- Спасибо, - выговорил я, задавливая в себе интеллигентские
замашки. – Не откажусь. Очень есть хочется!
Лизаветкина мама еще немного поколыхала пышным бюстом,
досмеиваясь, и наложила мне картошки.
- Похудел-то как, - завздыхала она жалостливо. – Совсем тебя в
больнице не кормили!
- Да нет, нормально вроде… - вступился я за здравоохранение,
поглядывая в невинность лизкиных глаз.
- Да знаем мы ихние рационы! – тетя Вера пренебрежительно
отмахнулась полной рукой, пережатой в запястье золотыми
часиками.
Не чинясь, я потащил с блюда селедочный хвост – в нем костей
меньше, а из сетчатой хлебницы – пару ломтиков душистой «чернушки».
Натюрморт!
Полковник деловито придвинул маленький запотевший графинчик, и
мы вступили в диалог, по-армейски лаконичный, но емкий:
- Будешь?
- Нет, - качнул я головой, чуя нутряной протест.
- Бросил?
- Да.
- Давно?
- Месяц.
- Молодец.
Лютый аппетит словно выключил во мне стеснение. Я наслаждался
каждым кусочком – мясистой селедочки, хрусткого лучка, разваристой
картошечки. Воистину, не найти ничего вкуснее простой еды, безо
всяких кулинарных изысков да вывертов!
Основательно вкусив, я здорово подобрел и расположился к
соседям.

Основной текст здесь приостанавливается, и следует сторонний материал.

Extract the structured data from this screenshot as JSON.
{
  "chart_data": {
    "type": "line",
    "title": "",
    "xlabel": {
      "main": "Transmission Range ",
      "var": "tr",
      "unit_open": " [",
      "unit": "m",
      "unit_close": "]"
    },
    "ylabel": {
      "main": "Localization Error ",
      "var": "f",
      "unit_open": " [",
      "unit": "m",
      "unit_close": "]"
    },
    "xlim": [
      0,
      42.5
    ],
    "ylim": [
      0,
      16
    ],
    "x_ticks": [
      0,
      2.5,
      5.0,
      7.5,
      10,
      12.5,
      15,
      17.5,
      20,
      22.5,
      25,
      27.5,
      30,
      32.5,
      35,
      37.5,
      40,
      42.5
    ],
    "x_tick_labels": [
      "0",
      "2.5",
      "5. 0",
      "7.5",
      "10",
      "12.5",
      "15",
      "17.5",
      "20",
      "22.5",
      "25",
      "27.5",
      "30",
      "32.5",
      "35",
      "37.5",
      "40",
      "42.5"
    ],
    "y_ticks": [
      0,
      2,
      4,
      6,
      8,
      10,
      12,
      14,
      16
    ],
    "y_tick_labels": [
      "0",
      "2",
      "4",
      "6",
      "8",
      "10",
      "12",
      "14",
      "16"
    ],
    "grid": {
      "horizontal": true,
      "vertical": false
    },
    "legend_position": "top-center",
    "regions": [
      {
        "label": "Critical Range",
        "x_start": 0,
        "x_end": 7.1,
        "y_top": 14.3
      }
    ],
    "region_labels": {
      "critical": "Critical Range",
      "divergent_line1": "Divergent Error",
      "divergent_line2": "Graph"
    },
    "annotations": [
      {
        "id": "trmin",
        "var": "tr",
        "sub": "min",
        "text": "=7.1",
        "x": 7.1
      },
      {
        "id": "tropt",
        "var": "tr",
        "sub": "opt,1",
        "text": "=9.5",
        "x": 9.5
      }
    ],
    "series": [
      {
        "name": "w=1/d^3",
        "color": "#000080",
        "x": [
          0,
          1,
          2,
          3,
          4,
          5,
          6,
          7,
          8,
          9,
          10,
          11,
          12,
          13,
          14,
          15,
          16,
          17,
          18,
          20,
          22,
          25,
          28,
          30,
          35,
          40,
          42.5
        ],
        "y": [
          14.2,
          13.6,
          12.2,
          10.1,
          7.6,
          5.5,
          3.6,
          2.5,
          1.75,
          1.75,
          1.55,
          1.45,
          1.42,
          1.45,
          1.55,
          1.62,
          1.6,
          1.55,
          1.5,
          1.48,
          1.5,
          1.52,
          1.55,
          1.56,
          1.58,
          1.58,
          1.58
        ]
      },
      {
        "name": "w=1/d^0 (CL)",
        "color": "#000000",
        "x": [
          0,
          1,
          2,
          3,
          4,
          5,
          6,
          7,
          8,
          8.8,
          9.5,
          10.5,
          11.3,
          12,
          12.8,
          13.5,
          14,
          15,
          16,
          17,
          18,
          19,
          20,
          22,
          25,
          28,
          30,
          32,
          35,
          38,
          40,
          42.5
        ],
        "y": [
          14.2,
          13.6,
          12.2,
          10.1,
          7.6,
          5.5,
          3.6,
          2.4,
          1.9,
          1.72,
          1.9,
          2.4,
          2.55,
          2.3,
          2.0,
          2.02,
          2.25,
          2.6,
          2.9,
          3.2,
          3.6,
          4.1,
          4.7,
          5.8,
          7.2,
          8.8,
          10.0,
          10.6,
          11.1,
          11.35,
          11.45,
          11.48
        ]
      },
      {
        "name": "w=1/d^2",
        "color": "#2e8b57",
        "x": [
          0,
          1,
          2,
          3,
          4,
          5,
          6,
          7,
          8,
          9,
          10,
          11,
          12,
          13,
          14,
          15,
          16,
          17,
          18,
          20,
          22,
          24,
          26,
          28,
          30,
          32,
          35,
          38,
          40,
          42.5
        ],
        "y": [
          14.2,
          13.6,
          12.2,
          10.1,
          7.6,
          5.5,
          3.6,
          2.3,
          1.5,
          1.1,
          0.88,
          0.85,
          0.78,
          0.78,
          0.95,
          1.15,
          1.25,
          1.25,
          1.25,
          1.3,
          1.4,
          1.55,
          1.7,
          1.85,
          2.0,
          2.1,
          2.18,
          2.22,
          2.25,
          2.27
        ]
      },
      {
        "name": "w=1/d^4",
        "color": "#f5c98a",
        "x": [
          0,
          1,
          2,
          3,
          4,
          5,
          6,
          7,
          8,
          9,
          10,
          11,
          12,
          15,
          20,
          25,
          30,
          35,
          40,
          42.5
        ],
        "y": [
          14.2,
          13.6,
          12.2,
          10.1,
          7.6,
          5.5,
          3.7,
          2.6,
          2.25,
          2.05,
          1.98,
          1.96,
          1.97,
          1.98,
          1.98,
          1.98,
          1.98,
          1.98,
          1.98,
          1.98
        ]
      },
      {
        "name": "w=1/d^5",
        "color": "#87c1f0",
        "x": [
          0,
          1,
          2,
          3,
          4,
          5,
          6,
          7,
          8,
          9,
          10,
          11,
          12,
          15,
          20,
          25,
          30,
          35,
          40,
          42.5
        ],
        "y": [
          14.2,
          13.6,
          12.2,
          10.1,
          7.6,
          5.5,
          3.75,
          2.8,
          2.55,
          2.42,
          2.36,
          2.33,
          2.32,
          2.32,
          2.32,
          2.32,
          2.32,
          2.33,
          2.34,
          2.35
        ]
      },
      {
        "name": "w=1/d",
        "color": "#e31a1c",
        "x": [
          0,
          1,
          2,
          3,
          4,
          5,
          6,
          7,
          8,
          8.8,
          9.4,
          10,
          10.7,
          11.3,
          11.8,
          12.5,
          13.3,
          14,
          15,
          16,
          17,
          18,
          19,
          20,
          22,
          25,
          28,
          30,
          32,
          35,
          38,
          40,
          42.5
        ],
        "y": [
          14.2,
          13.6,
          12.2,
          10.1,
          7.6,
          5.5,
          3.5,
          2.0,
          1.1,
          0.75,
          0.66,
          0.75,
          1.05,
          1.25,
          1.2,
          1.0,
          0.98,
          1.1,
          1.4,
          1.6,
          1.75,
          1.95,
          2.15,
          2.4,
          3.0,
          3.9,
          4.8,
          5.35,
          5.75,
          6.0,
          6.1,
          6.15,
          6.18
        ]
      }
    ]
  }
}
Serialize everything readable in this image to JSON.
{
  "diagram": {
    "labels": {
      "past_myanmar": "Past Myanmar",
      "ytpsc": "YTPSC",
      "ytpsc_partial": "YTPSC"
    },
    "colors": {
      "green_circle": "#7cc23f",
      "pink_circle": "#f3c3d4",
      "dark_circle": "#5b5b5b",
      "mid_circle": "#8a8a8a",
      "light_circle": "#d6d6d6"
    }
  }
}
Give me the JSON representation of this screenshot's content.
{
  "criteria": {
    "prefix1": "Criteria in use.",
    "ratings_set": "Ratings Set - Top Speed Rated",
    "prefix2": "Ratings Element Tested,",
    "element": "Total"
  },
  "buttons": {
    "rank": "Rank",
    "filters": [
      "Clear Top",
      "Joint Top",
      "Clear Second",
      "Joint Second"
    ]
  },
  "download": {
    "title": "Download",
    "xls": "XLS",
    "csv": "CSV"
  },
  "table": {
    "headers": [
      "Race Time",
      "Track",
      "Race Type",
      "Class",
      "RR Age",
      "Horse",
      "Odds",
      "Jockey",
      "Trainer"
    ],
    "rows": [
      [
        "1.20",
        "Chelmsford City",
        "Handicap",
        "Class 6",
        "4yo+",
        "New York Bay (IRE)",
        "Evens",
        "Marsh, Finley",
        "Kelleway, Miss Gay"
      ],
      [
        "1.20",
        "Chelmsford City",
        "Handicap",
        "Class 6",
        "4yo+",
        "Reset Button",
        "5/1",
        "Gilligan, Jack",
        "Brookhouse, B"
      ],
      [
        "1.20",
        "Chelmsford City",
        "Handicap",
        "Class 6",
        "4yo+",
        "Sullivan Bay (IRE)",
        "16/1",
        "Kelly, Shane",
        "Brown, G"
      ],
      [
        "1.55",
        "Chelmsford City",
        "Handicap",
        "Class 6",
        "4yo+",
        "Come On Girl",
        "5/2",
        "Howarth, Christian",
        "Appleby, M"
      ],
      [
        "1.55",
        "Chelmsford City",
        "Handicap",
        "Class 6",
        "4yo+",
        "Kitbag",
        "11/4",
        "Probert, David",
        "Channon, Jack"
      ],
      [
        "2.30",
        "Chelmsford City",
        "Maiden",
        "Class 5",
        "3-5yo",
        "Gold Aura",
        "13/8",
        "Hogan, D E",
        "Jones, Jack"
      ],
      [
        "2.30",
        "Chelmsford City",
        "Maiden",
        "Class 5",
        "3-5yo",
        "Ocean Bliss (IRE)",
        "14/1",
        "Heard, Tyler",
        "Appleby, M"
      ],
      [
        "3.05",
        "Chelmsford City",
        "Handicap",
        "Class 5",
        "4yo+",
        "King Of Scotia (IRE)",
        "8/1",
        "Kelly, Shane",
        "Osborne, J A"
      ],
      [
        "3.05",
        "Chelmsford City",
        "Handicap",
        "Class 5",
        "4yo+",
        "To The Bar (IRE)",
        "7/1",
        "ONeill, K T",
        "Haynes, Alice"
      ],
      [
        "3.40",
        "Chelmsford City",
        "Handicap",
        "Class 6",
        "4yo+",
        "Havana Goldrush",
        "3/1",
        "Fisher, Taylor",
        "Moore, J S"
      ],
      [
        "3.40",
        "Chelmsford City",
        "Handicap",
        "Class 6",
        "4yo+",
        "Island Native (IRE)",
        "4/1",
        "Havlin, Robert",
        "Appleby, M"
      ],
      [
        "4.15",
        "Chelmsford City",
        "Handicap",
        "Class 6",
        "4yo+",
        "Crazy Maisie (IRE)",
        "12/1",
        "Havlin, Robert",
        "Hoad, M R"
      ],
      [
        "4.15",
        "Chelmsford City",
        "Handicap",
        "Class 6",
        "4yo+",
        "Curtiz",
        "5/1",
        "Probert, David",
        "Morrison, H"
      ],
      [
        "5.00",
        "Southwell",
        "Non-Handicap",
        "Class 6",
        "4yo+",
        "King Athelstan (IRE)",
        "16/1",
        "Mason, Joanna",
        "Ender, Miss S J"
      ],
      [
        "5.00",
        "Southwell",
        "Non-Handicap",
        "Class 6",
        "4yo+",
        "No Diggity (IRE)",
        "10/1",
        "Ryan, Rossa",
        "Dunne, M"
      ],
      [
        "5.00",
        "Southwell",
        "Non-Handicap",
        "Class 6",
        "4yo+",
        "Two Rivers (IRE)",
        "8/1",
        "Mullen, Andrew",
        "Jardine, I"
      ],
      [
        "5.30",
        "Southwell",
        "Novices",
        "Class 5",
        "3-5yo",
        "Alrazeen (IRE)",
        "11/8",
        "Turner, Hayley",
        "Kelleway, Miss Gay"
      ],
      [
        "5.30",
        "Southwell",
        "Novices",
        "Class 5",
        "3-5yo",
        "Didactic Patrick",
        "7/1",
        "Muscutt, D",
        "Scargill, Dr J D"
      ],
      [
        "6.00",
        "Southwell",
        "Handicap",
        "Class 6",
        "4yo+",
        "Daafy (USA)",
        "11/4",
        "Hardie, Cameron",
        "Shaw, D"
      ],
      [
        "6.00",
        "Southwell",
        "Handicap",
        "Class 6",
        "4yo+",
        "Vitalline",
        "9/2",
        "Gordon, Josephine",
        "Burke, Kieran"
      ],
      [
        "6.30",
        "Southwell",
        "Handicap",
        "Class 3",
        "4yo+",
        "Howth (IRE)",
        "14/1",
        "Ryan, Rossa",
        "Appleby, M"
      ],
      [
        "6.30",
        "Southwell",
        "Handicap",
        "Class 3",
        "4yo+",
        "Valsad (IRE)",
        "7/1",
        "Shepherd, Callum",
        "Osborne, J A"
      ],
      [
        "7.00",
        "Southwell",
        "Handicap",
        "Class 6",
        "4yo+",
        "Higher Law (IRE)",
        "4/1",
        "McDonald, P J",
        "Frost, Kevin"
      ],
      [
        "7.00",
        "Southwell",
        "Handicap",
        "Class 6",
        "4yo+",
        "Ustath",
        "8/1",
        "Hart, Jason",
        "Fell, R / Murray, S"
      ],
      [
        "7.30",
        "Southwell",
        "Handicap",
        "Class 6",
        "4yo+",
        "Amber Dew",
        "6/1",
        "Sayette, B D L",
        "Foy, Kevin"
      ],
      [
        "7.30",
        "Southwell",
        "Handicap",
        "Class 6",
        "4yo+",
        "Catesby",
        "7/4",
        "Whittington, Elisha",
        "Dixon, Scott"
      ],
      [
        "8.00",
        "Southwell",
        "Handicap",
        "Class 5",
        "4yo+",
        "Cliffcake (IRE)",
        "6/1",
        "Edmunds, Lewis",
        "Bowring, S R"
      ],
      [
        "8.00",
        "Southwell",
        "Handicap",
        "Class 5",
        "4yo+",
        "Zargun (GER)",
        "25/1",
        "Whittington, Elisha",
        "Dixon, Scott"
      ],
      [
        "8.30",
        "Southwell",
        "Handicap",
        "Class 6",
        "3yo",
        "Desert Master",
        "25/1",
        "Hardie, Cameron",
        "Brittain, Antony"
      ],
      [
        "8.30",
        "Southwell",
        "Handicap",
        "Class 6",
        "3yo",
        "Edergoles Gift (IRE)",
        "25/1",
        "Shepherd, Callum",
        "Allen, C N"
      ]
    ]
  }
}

Стереотипы из страшилок о бытовых войнах и коммунальных
кознях в этой квартире не срабатывали – рядом со мной жили вполне
себе милые люди, особенно Катя и Лизаветка…
Настороженности во мне еще хватало. Я настолько интраверт, что с
ходу ощутить себя своим в чужой компании не получалось. Зато меня
так и подмывало расхвастаться своими умениями! Вряд ли реципиент
пользовался уважением в соседском кругу, и мне очень хотелось
удивить их, заставить по-иному взглянуть на никчемного «алкоголика,
тунеядца и хулигана».
- Теть Вер, - будто в холодную воду бросился, - а давайте я вас
нарисую!
- А меня? – подскочила Лиза.
- И тебя. Потом как-нибудь.
Мама растерянно посмотрела на дочь, на меня, и неуверенно пожала
плечами.
- Ну-у… давай, - промямлила она, смутно понимая, на что
соглашается. В тёть Верином взгляде даже легкое подозрение
мелькнуло: уж не потешаюсь ли я над нею?
- Секундочку!
Я сбегал к себе, быстренько прикнопил к планшету лист
шероховатой бумаги, прихватил рисовальные приспособы, и
вернулся.
- Сидите, как вам удобно, - дозволил я, набрасывая контур
легкими штришками твердого карандаша. Тетю Веру вряд ли можно было
отнести к стандарту «девяносто – шестьдесят – девяносто», но вот
Рубенса, с его тяжеловесными грациями, она бы точно вдохновила.